US-China trade war will drag down global economy growth: IMF

Washington: The trade war between the United States and China will drag the global economy down with the gloomiest growth forecast for 2019 and 2020 since the financial crisis, warned the International Monetary Fund.

Predictions estimate the world economy will grow by only 3 per cent in 2019 picking up to 3.4 per cent by 2020, a considerable slowdown from 2017’s 3.8 per cent growth.

“This subdued growth is a consequence of rising trade barriers, elevated uncertainty surrounding trade and geopolitics, idiosyncratic factors causing macroeconomic strain in several emerging market economies, and structural factors, such as low productivity growth and aging demographics in advanced economies,” IMF chief economist Gita Gopinath, said while presenting the Global Economic Outlook report Tuesday, Efe news reported.

The report added that the slowdown in global growth is partly linked to and easing of monetary policy in advanced and emerging economies. Both China and the US have had their growth forecasts lowered.

“A notable feature of the sluggish growth in 2019 is the sharp and geographically broad-based slowdown in manufacturing and global trade,” the economist added. According to IMF projections, China will grow 6.1 per cent this year and 5.8 per cent in 2020, well below 6.6 per cent growth in 2018.

The decline of China’s growth rate is not exclusively due to tariff hikes but also reflects the lower domestic demand after measures to curb debt were rolled out. The US will grow by 2.4 per cent in 2019 and 2.1 per cent in 2020.

The detrimental effects of trade uncertainty have affected investment although employment and consumption are stable thanks to policy stimulus, the report added. The struggle between Washington and Beijing, which has been going on for more than a year, is having an increasingly international impact.

By 2020, the commercial war between the two will reduce global GDP by 0.8 per cent, according to the agency’s calculations. The eurozone will grow by 1.2 per cent in 2019 and 1.4 per cent in 2020 affected by the worsening of forecasts in Germany and Italy.
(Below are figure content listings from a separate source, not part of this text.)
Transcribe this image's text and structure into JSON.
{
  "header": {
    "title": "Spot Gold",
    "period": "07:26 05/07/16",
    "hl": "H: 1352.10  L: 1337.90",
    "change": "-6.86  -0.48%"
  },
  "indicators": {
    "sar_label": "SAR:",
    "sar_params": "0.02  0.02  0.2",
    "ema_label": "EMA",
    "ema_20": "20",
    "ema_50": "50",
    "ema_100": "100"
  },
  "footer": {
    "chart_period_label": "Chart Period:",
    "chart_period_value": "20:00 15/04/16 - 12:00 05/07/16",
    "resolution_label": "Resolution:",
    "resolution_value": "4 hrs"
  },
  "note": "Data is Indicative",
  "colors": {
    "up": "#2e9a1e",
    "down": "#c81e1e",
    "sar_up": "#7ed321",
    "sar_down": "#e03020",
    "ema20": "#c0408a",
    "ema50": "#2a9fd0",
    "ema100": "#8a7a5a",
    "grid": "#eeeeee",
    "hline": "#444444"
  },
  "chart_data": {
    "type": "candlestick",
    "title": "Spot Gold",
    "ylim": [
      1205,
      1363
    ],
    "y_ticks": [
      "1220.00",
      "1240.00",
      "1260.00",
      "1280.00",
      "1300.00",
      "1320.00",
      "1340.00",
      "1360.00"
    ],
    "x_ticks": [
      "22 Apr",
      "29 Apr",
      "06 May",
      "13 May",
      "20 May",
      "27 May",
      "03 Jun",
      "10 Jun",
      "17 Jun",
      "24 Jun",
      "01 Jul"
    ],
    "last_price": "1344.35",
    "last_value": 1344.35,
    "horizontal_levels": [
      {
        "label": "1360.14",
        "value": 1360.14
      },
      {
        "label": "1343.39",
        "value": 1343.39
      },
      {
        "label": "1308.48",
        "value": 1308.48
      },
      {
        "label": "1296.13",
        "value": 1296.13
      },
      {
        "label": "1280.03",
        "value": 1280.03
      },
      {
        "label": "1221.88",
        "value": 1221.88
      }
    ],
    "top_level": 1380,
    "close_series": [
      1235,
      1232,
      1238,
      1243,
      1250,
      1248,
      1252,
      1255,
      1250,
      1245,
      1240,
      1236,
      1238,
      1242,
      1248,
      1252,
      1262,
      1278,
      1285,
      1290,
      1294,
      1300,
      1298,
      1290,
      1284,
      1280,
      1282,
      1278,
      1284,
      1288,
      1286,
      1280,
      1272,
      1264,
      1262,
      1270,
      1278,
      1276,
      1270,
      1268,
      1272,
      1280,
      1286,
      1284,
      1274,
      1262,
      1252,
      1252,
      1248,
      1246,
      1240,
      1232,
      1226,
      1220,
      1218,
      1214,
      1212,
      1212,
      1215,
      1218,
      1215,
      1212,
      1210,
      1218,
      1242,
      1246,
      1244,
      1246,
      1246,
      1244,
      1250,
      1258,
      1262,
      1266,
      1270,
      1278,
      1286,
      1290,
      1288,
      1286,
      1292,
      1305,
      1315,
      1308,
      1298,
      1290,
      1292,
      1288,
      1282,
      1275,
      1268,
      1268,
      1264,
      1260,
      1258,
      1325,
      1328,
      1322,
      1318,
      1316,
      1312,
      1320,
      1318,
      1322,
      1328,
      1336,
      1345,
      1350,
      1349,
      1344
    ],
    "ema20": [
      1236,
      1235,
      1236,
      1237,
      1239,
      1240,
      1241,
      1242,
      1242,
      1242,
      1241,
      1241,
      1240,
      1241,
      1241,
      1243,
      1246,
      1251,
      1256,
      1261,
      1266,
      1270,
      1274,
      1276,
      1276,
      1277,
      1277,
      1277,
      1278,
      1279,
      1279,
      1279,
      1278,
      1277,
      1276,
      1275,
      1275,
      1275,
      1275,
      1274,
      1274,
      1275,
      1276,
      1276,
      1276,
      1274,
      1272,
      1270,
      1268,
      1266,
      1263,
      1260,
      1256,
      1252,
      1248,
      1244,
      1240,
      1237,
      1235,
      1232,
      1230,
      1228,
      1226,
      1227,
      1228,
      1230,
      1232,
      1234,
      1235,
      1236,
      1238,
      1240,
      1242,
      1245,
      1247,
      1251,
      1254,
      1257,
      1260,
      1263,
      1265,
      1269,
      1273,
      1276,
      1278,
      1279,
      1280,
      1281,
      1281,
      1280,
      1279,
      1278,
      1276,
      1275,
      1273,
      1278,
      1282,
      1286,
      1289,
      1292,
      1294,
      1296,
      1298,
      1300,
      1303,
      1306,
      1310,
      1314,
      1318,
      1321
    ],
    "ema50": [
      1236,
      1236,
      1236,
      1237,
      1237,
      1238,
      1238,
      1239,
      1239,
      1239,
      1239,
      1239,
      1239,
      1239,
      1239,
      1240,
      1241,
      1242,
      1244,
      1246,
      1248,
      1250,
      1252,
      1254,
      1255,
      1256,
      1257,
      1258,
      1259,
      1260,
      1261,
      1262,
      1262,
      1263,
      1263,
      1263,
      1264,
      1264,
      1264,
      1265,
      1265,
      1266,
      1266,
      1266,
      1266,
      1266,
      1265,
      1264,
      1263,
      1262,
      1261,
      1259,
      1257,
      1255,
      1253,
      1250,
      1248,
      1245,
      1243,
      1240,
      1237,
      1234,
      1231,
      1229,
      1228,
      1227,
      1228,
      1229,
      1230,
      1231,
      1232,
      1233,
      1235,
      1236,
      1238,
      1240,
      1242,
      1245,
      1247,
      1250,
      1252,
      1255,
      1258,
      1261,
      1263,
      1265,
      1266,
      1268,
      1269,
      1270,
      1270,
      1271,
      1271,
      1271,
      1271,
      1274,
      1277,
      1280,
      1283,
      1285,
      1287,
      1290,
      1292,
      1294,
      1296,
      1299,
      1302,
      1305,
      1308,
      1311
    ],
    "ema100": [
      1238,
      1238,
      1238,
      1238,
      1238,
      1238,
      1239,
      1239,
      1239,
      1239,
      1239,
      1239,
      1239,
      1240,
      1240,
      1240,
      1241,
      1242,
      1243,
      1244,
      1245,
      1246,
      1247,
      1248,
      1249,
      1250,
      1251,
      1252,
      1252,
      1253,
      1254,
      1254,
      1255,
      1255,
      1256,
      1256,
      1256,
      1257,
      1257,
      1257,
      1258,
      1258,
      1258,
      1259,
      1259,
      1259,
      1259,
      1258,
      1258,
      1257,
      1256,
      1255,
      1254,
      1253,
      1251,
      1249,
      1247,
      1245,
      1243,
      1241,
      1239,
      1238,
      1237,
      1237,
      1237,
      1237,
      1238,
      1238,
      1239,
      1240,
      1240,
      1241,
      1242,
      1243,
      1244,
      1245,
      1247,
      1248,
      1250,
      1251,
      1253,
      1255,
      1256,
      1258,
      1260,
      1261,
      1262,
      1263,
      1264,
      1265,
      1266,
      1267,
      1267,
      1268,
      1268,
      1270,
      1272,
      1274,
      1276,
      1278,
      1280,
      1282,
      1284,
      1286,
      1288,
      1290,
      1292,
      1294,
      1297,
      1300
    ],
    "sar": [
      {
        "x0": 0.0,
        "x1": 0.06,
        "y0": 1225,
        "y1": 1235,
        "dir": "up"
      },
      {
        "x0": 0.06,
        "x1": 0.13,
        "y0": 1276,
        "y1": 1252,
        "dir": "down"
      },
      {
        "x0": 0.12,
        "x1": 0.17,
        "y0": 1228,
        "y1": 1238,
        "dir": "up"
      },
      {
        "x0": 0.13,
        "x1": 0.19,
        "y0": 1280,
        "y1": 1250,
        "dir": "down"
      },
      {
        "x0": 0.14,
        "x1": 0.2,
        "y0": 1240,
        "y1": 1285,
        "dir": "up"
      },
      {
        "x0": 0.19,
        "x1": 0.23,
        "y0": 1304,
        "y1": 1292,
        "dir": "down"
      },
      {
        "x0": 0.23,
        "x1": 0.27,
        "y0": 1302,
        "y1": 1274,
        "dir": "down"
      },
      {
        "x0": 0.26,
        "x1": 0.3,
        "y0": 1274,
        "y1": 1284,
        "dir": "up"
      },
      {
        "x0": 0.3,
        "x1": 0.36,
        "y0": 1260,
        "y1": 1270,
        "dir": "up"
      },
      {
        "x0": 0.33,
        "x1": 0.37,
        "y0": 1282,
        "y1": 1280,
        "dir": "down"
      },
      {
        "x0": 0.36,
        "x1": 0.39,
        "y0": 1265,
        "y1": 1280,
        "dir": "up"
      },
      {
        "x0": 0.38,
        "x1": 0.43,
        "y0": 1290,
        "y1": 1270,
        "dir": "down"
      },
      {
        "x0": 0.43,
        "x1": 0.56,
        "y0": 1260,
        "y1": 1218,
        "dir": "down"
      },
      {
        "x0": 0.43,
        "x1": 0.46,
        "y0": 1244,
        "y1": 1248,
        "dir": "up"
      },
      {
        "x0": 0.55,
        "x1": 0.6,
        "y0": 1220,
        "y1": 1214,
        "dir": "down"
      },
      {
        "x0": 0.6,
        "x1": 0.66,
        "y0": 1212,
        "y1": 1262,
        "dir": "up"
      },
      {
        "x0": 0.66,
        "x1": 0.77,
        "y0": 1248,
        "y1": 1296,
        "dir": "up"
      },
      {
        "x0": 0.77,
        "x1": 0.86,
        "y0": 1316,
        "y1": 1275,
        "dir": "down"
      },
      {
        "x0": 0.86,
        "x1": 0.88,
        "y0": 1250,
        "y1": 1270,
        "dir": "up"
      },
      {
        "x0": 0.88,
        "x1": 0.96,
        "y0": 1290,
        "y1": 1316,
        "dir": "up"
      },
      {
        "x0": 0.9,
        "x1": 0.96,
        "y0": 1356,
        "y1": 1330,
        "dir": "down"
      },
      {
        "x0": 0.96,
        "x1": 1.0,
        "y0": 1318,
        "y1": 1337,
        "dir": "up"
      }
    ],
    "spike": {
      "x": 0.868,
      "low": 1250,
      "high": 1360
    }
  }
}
“In the euro area, growth has been downgraded due to weak exports, while Brexit-related uncertainty continues to weaken growth in the United Kingdom,” the report added.

Some of the most considerable growth downgrades are in advanced Asian economies including Hong Kong, Korea and Singapore due to China’s slowdown and the spill-over effects of the trade war, the fund said.

Japan will continue to experience very low growth rates, with a forecast of 0.9 per cent in 2019 and 0.5 per cent in 2020, while Latin America’s economy is expected to stagnate this year with a GDP for the entire region of 0.2 per cent.

Two of the continent’s major economies, Brazil and Mexico, are expected to grow less than in 2018 which paired with the crisis in Argentina and Venezuela explain the low GDP growth forecast for Latin America.

Other countries that will have weaker economies are Russia, with an estimated growth of 1.1 per cent this year and 1.9 per cent next year, and Saudi Arabia with just 0.2 per cent projected growth for this year due to low oil prices

“With a synchronized slowdown and uncertain recovery, the global outlook remains precarious,” Gopinath said.

“At 3 per cent growth, there is no room for policy mistakes and an urgent need for policymakers to cooperatively deescalate trade and geopolitical tensions.”